Mounting speculation about what changes the Chancellor could unveil in the upcoming Budget risks damaging people’s financial planning goals, as they take decisions based on rumours, warn investment specialists.
With Labour’s first Budget due on 30 October 2024, there have been growing rumours that Chancellor Rachel Reeves could announce changes to pensions as well as other tax exemptions and allowances.
While fundamental pension tax relief reform, including the introduction of a flat rate of pensions tax relief, now seems unlikely, there is growing concern that Reeves could restrict tax free cash.
The lump sum allowance was set at £268,275 by the last Government, when they removed the lifetime allowance. This meant if people built up pensions over and above that previous allowance, they would not have access to the 25% tax free lump sum on monies over the allowance. A further restriction would likely be unpopular with those planning their retirement with higher levels of saving.

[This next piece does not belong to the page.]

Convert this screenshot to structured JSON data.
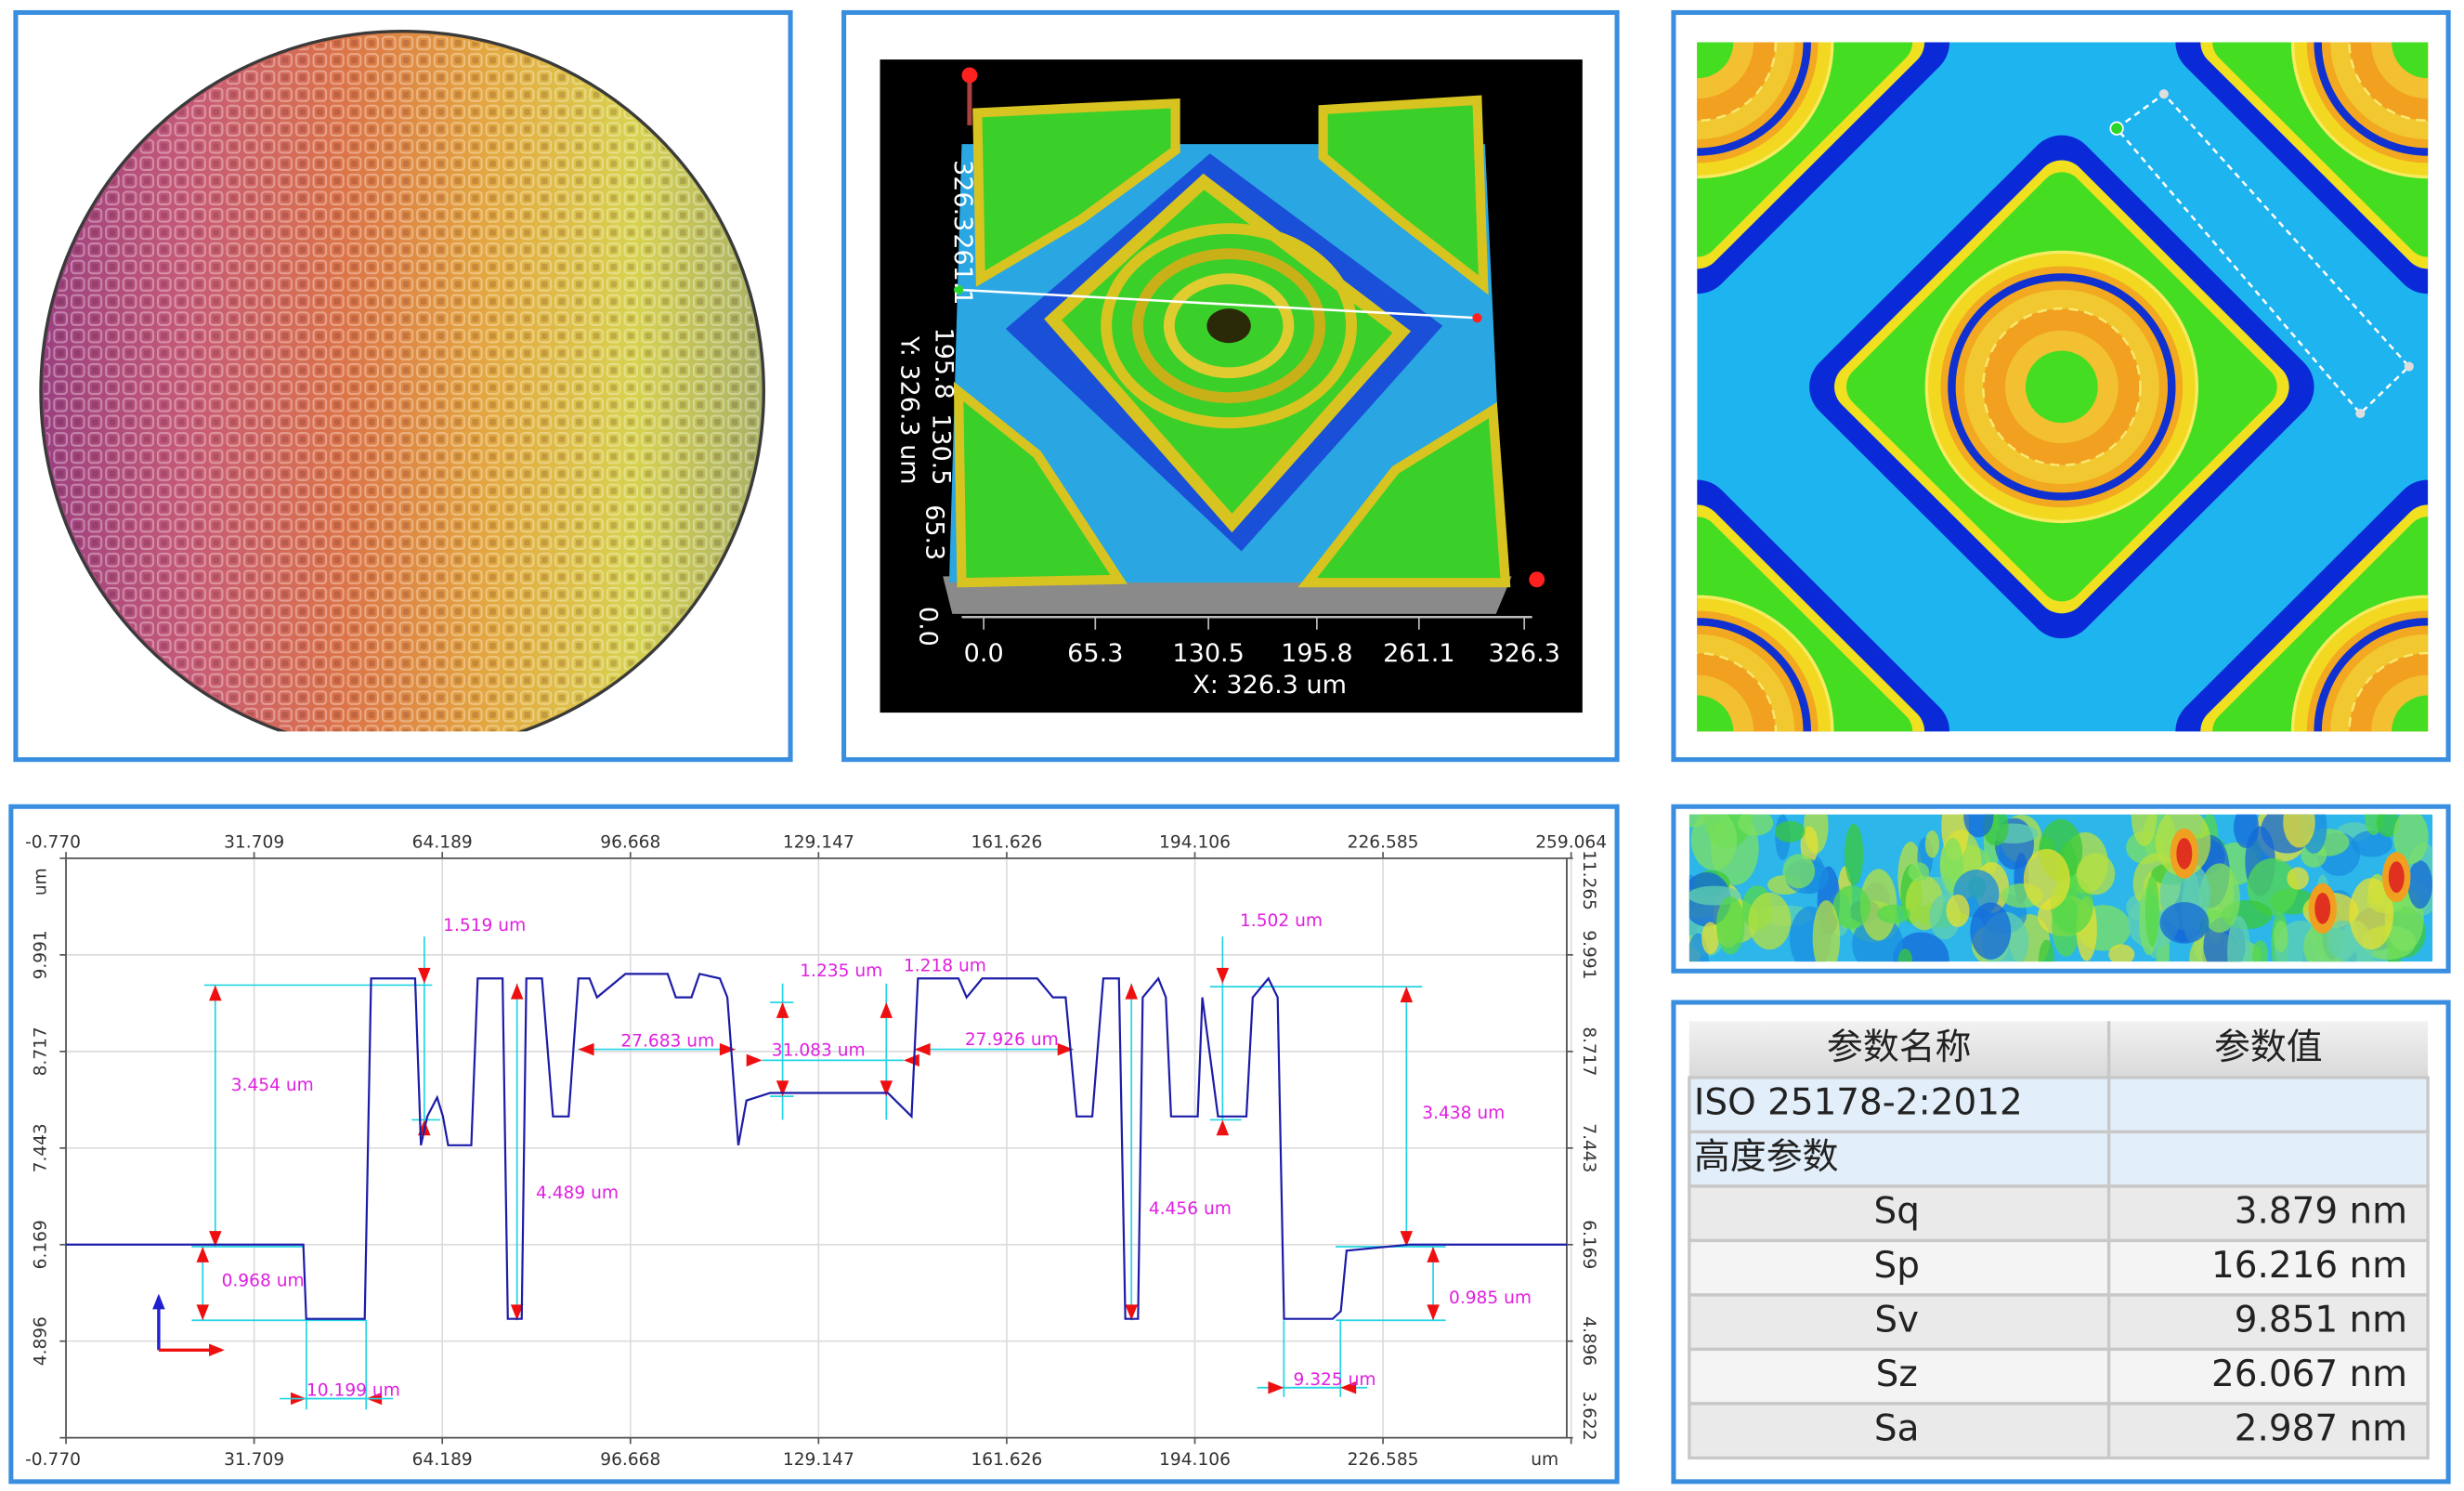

Michael Summersgill, chief executive at AJ Bell, called the constant rumour and speculation about the future of retirement tax incentives “hugely damaging.”
According to AJ Bell’s customer data, pension contributions rose by almost 60% in September versus the same month last year and the number of people accessing their tax-free cash was around a third higher than the average during the past year.

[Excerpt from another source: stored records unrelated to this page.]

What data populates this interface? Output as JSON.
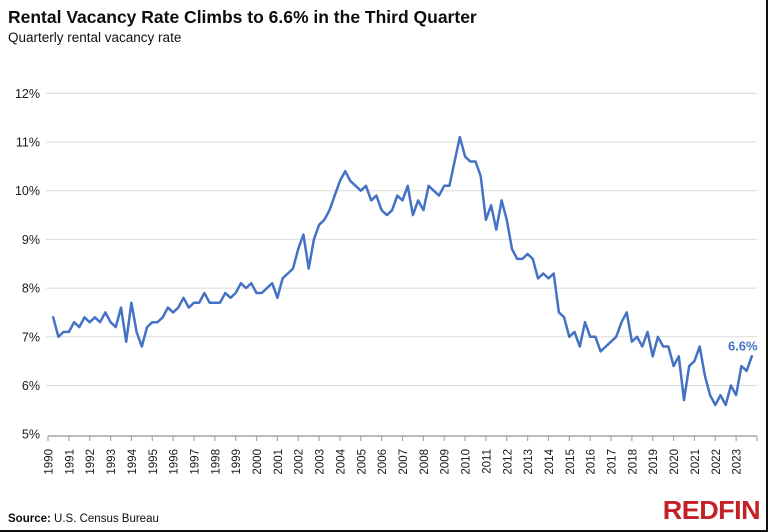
{
  "header": {
    "title": "Rental Vacancy Rate Climbs to 6.6% in the Third Quarter",
    "subtitle": "Quarterly rental vacancy rate"
  },
  "footer": {
    "source_label": "Source:",
    "source_text": "U.S. Census Bureau",
    "brand": "REDFIN"
  },
  "colors": {
    "line": "#4472C4",
    "end_label": "#4472C4",
    "gridline": "#dcdcdc",
    "axis": "#a6a6a6",
    "tick_text": "#1a1a1a",
    "brand_red": "#c32127"
  },
  "chart_data": {
    "type": "line",
    "title": "Rental Vacancy Rate Climbs to 6.6% in the Third Quarter",
    "subtitle": "Quarterly rental vacancy rate",
    "xlabel": "",
    "ylabel": "",
    "grid": true,
    "legend": "none",
    "ylim": [
      5,
      12
    ],
    "y_ticks": [
      {
        "value": 12,
        "label": "12%"
      },
      {
        "value": 11,
        "label": "11%"
      },
      {
        "value": 10,
        "label": "10%"
      },
      {
        "value": 9,
        "label": "9%"
      },
      {
        "value": 8,
        "label": "8%"
      },
      {
        "value": 7,
        "label": "7%"
      },
      {
        "value": 6,
        "label": "6%"
      },
      {
        "value": 5,
        "label": "5%"
      }
    ],
    "categories": [
      "1990",
      "1991",
      "1992",
      "1993",
      "1994",
      "1995",
      "1996",
      "1997",
      "1998",
      "1999",
      "2000",
      "2001",
      "2002",
      "2003",
      "2004",
      "2005",
      "2006",
      "2007",
      "2008",
      "2009",
      "2010",
      "2011",
      "2012",
      "2013",
      "2014",
      "2015",
      "2016",
      "2017",
      "2018",
      "2019",
      "2020",
      "2021",
      "2022",
      "2023"
    ],
    "points_per_category": 4,
    "end_label": "6.6%",
    "series": [
      {
        "name": "Quarterly rental vacancy rate",
        "start": "1990 Q1",
        "end": "2023 Q3",
        "values": [
          7.4,
          7.0,
          7.1,
          7.1,
          7.3,
          7.2,
          7.4,
          7.3,
          7.4,
          7.3,
          7.5,
          7.3,
          7.2,
          7.6,
          6.9,
          7.7,
          7.1,
          6.8,
          7.2,
          7.3,
          7.3,
          7.4,
          7.6,
          7.5,
          7.6,
          7.8,
          7.6,
          7.7,
          7.7,
          7.9,
          7.7,
          7.7,
          7.7,
          7.9,
          7.8,
          7.9,
          8.1,
          8.0,
          8.1,
          7.9,
          7.9,
          8.0,
          8.1,
          7.8,
          8.2,
          8.3,
          8.4,
          8.8,
          9.1,
          8.4,
          9.0,
          9.3,
          9.4,
          9.6,
          9.9,
          10.2,
          10.4,
          10.2,
          10.1,
          10.0,
          10.1,
          9.8,
          9.9,
          9.6,
          9.5,
          9.6,
          9.9,
          9.8,
          10.1,
          9.5,
          9.8,
          9.6,
          10.1,
          10.0,
          9.9,
          10.1,
          10.1,
          10.6,
          11.1,
          10.7,
          10.6,
          10.6,
          10.3,
          9.4,
          9.7,
          9.2,
          9.8,
          9.4,
          8.8,
          8.6,
          8.6,
          8.7,
          8.6,
          8.2,
          8.3,
          8.2,
          8.3,
          7.5,
          7.4,
          7.0,
          7.1,
          6.8,
          7.3,
          7.0,
          7.0,
          6.7,
          6.8,
          6.9,
          7.0,
          7.3,
          7.5,
          6.9,
          7.0,
          6.8,
          7.1,
          6.6,
          7.0,
          6.8,
          6.8,
          6.4,
          6.6,
          5.7,
          6.4,
          6.5,
          6.8,
          6.2,
          5.8,
          5.6,
          5.8,
          5.6,
          6.0,
          5.8,
          6.4,
          6.3,
          6.6
        ]
      }
    ]
  }
}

He said: “People are taking financial decisions in part based on pre-Budget speculation and it chips away at people’s confidence in pensions generally. The chancellor has an opportunity to nip this in the bud by using her inaugural Budget to publicly commit to a pact on pension taxation. A clear promise to deliver tax stability on pensions for at least a decade would provide much needed certainty to savers across the country.”
Summersgill said rumours about the future of tax-free cash, one of the best understood and most valued benefits of pensions, are “particularly problematic.”

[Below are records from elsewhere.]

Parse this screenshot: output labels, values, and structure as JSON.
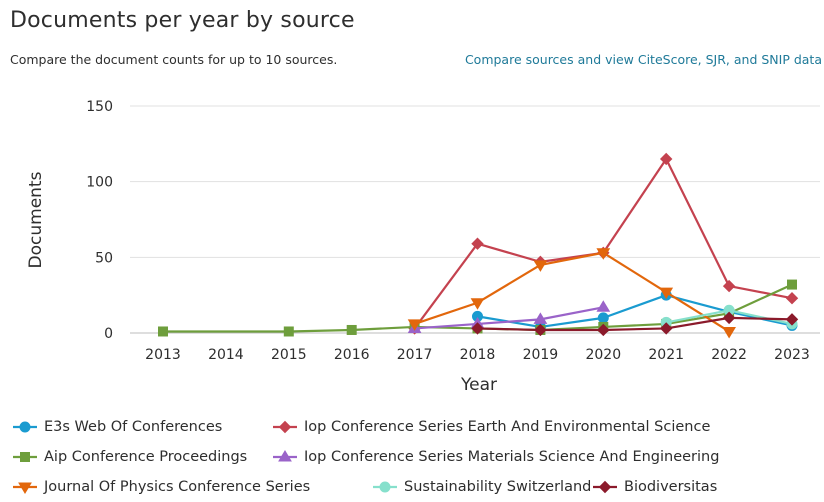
{
  "header": {
    "title": "Documents per year by source",
    "subtitle": "Compare the document counts for up to 10 sources.",
    "link_label": "Compare sources and view CiteScore, SJR, and SNIP data"
  },
  "chart_data": {
    "type": "line",
    "xlabel": "Year",
    "ylabel": "Documents",
    "x": [
      2013,
      2014,
      2015,
      2016,
      2017,
      2018,
      2019,
      2020,
      2021,
      2022,
      2023
    ],
    "x_ticks": [
      "2013",
      "2014",
      "2015",
      "2016",
      "2017",
      "2018",
      "2019",
      "2020",
      "2021",
      "2022",
      "2023"
    ],
    "y_ticks": [
      "0",
      "50",
      "100",
      "150"
    ],
    "ylim": [
      0,
      150
    ],
    "xlim": [
      2013,
      2023
    ],
    "grid": "horizontal",
    "legend_position": "bottom",
    "series": [
      {
        "name": "E3s Web Of Conferences",
        "color": "#1a9bd0",
        "marker": "circle",
        "points": [
          [
            2018,
            11
          ],
          [
            2019,
            4
          ],
          [
            2020,
            10
          ],
          [
            2021,
            25
          ],
          [
            2022,
            14
          ],
          [
            2023,
            5
          ]
        ]
      },
      {
        "name": "Iop Conference Series Earth And Environmental Science",
        "color": "#c4424f",
        "marker": "diamond",
        "points": [
          [
            2017,
            3
          ],
          [
            2018,
            59
          ],
          [
            2019,
            47
          ],
          [
            2020,
            53
          ],
          [
            2021,
            115
          ],
          [
            2022,
            31
          ],
          [
            2023,
            23
          ]
        ]
      },
      {
        "name": "Aip Conference Proceedings",
        "color": "#6e9e3c",
        "marker": "square",
        "points": [
          [
            2013,
            1
          ],
          [
            2015,
            1
          ],
          [
            2016,
            2
          ],
          [
            2017,
            4
          ],
          [
            2018,
            3
          ],
          [
            2019,
            2
          ],
          [
            2020,
            4
          ],
          [
            2021,
            6
          ],
          [
            2022,
            13
          ],
          [
            2023,
            32
          ]
        ]
      },
      {
        "name": "Iop Conference Series Materials Science And Engineering",
        "color": "#9a63c9",
        "marker": "triangle",
        "points": [
          [
            2017,
            3
          ],
          [
            2018,
            6
          ],
          [
            2019,
            9
          ],
          [
            2020,
            17
          ]
        ]
      },
      {
        "name": "Journal Of Physics Conference Series",
        "color": "#e2670c",
        "marker": "triangle-down",
        "points": [
          [
            2017,
            6
          ],
          [
            2018,
            20
          ],
          [
            2019,
            45
          ],
          [
            2020,
            53
          ],
          [
            2021,
            27
          ],
          [
            2022,
            1
          ]
        ]
      },
      {
        "name": "Sustainability Switzerland",
        "color": "#86e0cc",
        "marker": "circle",
        "points": [
          [
            2021,
            7
          ],
          [
            2022,
            15
          ],
          [
            2023,
            6
          ]
        ]
      },
      {
        "name": "Biodiversitas",
        "color": "#8b1a2b",
        "marker": "diamond",
        "points": [
          [
            2018,
            3
          ],
          [
            2019,
            2
          ],
          [
            2020,
            2
          ],
          [
            2021,
            3
          ],
          [
            2022,
            10
          ],
          [
            2023,
            9
          ]
        ]
      }
    ]
  }
}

“Taking your tax-free cash is an irreversible decision and, assuming the chancellor doesn’t pursue a disastrous raid on tax-free cash, those people may find they’re in a worse financial position long-term. A concrete pension tax pact would allow hard-working savers and retirees to focus on their long-term goals, rather than being knocked off course by speculation of future changes,” he added.
Helen Morrissey, head of retirement analysis at Hargreaves Lansdown, echoed the sentiment, pointing out that the “constant moving of the boundaries so soon after the lifetime allowance was removed makes planning impossible.”
Morrissey said: “What we really need is clarity for those with pensions below this limit. Ripping money out of a pension now potentially deprives it of future investment growth and leaves it subject to tax. There’s also the possibility it could be placed in a low interest bank account where its purchasing power gets eaten away by inflation over time.
“This ongoing speculation about changes to tax-free cash is damaging. The Chancellor has recognised that businesses need certainty in the taxation environment to make investment decisions. The same is true of our personal finances. The government has left people to make impossible decisions about their investments and pensions. The sooner changes such as raiding tax-free cash can be ruled out, the more people can focus on the long term again.”